A comporre il contrasto sono intervenute, nel 2019, le sezioni unite della Corte di Cassazione (Cass. Civ. SS. UU. n. 8230/2019), affermando la linea interpretativa a mente della quale sono da leggersi in combinato disposto l’art. 17 e l’art. 40 della L. n. 47 del 1985 e, dunque, in tema di invalidità del contratto (di scioglimento della comunione ereditaria), sono da ritenersi nulli, ai sensi dell’art. 1418 comma 3 c.c. (nullità testuale), gli atti tra vivi, ivi compreso lo scioglimento della comunione, relativi a fabbricati, o parti di essi, in caso di assenza d’una specifica regolarizzazione e ciò, peraltro, indipendentemente dall’anno di edificazione dell’immobile.

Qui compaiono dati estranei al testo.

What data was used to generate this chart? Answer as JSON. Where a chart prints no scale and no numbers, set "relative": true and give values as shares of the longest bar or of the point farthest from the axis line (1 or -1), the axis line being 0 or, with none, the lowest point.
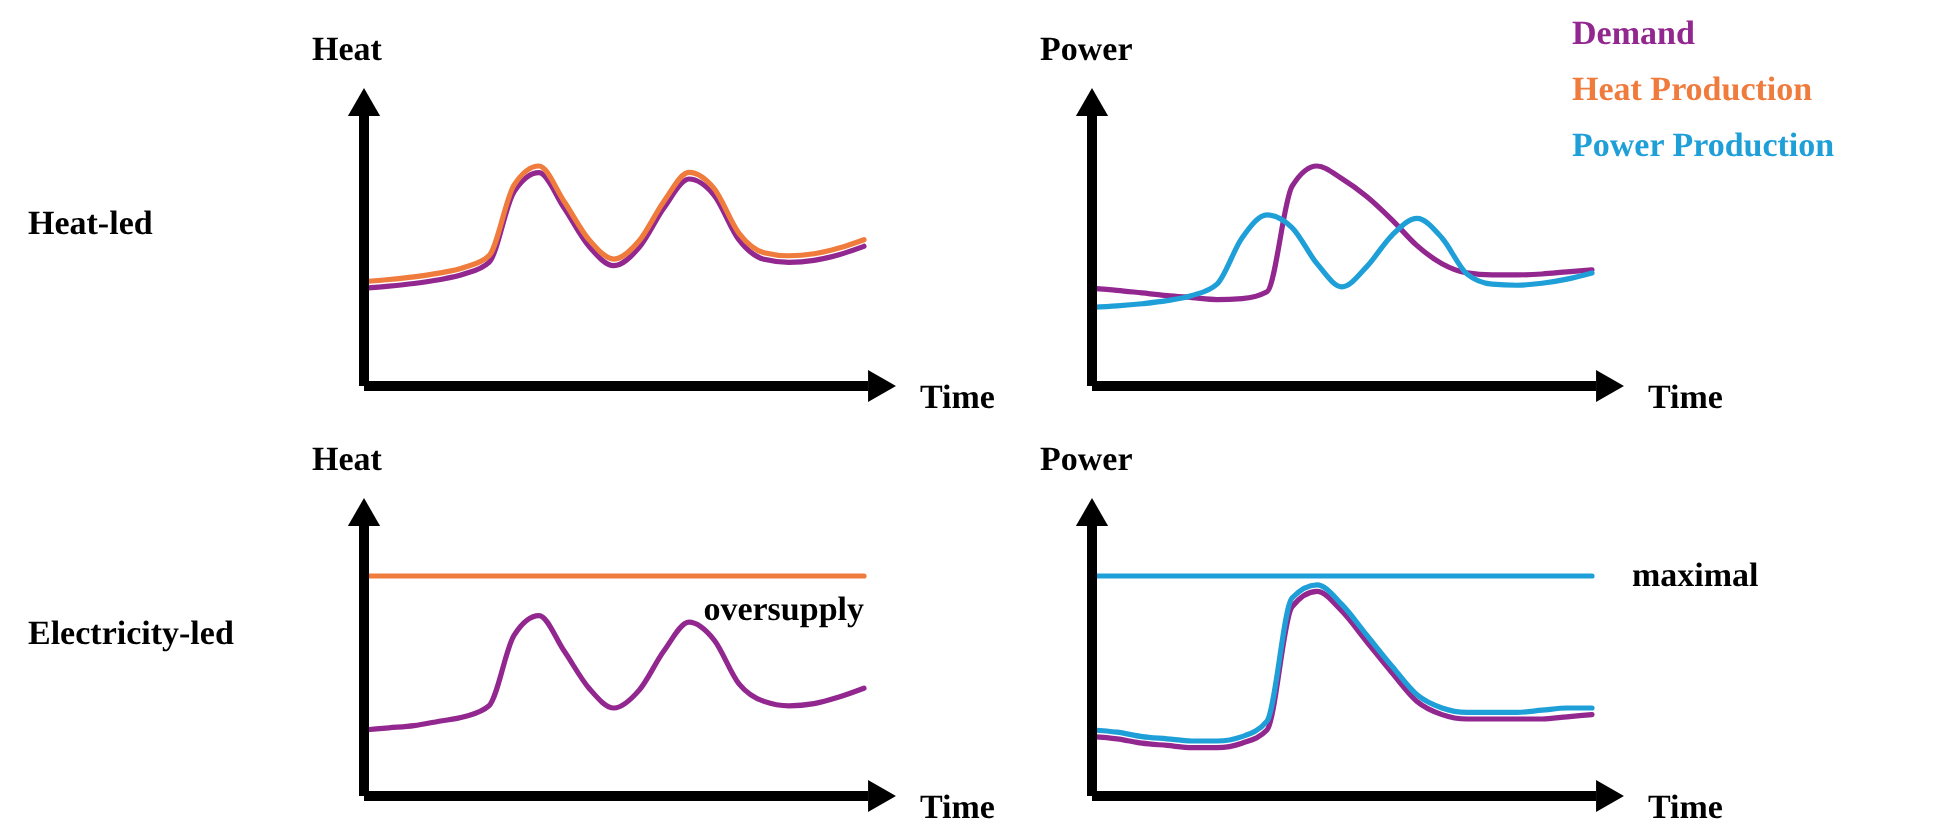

Si registra, inoltre, una recente pronuncia della Corte di Appello di Firenze (Corte App. Firenze, sez. III, n. 434/2023) che chiarisce che, in presenza di abusi edilizi, il giudice non può disporre lo scioglimento della comunione (ordinaria o ereditaria che sia) senza la dichiarazione circa gli estremi della concessione edilizia e degli atti ad essa equipollenti, costituendo la regolarità edilizia del fabbricato una condizione dell’azione di divisione sotto il profilo della possibilità giuridica e non potendo la pronuncia del giudice realizzare un effetto maggiore e diverso rispetto a quello che è consentito alle parti nell’ambito della loro autonomia negoziale.

Tale mancanza, dunque, diviene rilevabile d’ufficio dal Giudicante in ogni stato e grado del procedimento.